I get what you guys mean about me being small now though. I totally forgot GSP walks at like 190. I walk around at like 180-85 though, but I've just beentraining really hard lately so I got my weight down around there. I'll seriously consider cutting to LW though, it's been a factor I've been thinking about a lot latel, as most of the lightweights around here are around 5'6'' or so. Remember too, this is just local shit, not anything too big so the competition isnt anything astounding. There's ONE gym in the town next to the events and I went up there and beat quite a few of them fairly easily too, so the competition level isnt al that high. Although there is a gym up north (I think they come from Battle Creek, Michigan) who seem pretty ******* serious, but mostly its an open event. Meaning people can (and do) walk in and get a fight. After about 3 or 4 fights there I'm going to try and get better fights, just testing the waters right now and seeing if I can do this as well as I think I can. Thanks for all the advice though guys 


And lastly, to the guy who poasted on the last page telling me to ask a coach. I have, he told me to fight were I feel comfortable.

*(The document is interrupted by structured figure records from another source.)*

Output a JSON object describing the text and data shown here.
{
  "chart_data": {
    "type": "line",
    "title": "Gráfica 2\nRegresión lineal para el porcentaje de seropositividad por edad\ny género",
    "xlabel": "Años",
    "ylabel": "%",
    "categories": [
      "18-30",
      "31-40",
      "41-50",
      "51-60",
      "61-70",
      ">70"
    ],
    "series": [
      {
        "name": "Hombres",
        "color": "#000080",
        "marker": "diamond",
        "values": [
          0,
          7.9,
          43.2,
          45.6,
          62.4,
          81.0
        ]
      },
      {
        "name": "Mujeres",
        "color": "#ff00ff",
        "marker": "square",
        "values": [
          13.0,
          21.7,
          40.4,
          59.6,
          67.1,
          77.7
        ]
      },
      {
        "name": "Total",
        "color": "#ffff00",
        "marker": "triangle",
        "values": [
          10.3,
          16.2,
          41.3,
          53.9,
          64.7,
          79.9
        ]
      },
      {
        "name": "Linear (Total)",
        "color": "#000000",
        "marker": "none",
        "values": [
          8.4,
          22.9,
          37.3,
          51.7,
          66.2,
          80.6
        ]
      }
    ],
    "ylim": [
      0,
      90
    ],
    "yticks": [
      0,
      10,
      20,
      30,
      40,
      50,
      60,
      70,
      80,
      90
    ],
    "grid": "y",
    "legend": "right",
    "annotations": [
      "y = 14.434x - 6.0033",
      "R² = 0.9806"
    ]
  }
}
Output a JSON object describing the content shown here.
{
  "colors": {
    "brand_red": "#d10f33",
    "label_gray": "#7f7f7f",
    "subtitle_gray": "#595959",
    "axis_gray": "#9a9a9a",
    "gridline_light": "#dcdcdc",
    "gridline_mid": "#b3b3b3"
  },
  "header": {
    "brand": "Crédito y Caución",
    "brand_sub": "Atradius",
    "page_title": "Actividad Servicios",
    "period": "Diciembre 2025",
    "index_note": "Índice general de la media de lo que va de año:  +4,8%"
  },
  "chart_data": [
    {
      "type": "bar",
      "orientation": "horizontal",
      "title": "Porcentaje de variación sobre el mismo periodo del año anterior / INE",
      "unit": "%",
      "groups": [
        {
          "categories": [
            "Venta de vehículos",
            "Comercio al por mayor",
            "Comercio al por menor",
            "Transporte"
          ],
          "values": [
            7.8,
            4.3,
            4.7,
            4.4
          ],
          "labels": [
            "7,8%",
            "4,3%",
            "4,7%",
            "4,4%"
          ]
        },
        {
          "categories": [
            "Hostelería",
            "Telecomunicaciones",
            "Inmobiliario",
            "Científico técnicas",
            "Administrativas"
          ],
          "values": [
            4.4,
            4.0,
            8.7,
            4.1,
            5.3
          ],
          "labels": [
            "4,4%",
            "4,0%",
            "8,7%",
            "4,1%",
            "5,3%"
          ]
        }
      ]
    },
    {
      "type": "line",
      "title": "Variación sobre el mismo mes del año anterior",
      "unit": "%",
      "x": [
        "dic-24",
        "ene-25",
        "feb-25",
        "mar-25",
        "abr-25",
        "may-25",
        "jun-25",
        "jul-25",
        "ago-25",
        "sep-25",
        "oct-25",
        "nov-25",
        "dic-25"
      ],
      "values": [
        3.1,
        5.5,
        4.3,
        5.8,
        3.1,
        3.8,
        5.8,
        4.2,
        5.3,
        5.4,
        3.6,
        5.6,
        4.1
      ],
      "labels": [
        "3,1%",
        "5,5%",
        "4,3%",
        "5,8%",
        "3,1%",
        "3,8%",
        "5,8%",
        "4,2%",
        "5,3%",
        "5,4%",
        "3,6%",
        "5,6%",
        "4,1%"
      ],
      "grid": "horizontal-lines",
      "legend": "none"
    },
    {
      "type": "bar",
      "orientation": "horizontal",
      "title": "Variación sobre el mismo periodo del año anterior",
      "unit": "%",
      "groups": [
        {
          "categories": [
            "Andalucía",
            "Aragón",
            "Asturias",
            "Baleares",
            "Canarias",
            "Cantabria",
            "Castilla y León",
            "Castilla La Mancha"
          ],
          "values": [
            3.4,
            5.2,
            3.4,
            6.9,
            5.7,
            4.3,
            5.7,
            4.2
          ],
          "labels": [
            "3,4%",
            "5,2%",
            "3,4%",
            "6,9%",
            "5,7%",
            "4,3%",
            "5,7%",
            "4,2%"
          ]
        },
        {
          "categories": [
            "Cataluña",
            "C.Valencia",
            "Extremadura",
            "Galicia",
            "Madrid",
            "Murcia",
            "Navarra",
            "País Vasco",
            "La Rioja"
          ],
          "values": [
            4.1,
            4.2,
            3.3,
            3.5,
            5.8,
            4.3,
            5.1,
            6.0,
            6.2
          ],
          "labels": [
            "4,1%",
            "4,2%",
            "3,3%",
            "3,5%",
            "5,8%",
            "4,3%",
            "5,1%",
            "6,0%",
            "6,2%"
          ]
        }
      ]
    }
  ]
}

And a lot of these "Ninteen year olds on he net" know a hell of a lot about MMA and I'm guessing (hoping) that about 30% of thee people who post regularly on here actually fight


----------



## CopperShark (May 13, 2006)

Personally, I'd fight at what you are comfortable at.. 

Unless you are like me, and you like to fight the big guys! 

I come up in weight as much as I can.


----------



## truebluefan (Oct 22, 2007)

Restoring the thread


----------



## kantowrestler (Jun 6, 2009)

*Cutting*

Compared to what some of theses guys cut, 15 pounds is not bad. You think of guys like Forrest Griffin or Anderson Silva who cut down over 20 pounds to get to their weightclasses, and how they do that without killing themselves I don't know, 15 pounds is not bad. Randy Couture does that to get to lightheavyweight and he looks just fine!


----------



## Uchaaa (Apr 22, 2007)

You are not a pro fighter, dont hurt your body. I would recommend you to fight at ww.


----------



## Drogo (Nov 19, 2006)

It depends on how serious you plan on being with this. If you want to really try to go far then you want to win every fight. Any loss is a setback. If that is the case then it is easy, if you can cut to LW, do it. Being larger than your opponent is always an advantage. If you have no intention of making a career out of this then cutting 15lbs (or more) is a needless strain on your body. 

And GSP didn't walk around at 190+, for the majority of his career he walked around at 185 so he was only cutting 15lbs. It is only recently that he has been trying to get his weight up, presumably for a move to MW, and now he is walking around at about 200.


----------



## kantowrestler (Jun 6, 2009)

*Bodily Harm*

If all the wrestlers who have cut weight, including myself, thought about the fact that this wasn't going to be their career, they would've done it! And that doesn't even include wrestlers from past decades who cut much more weight than wrestlers nowadays because of weight cutting regulations. There really should be regulations at the higher level, but no one has died from cutting weight for MMA yet so they probably won't until they do.


----------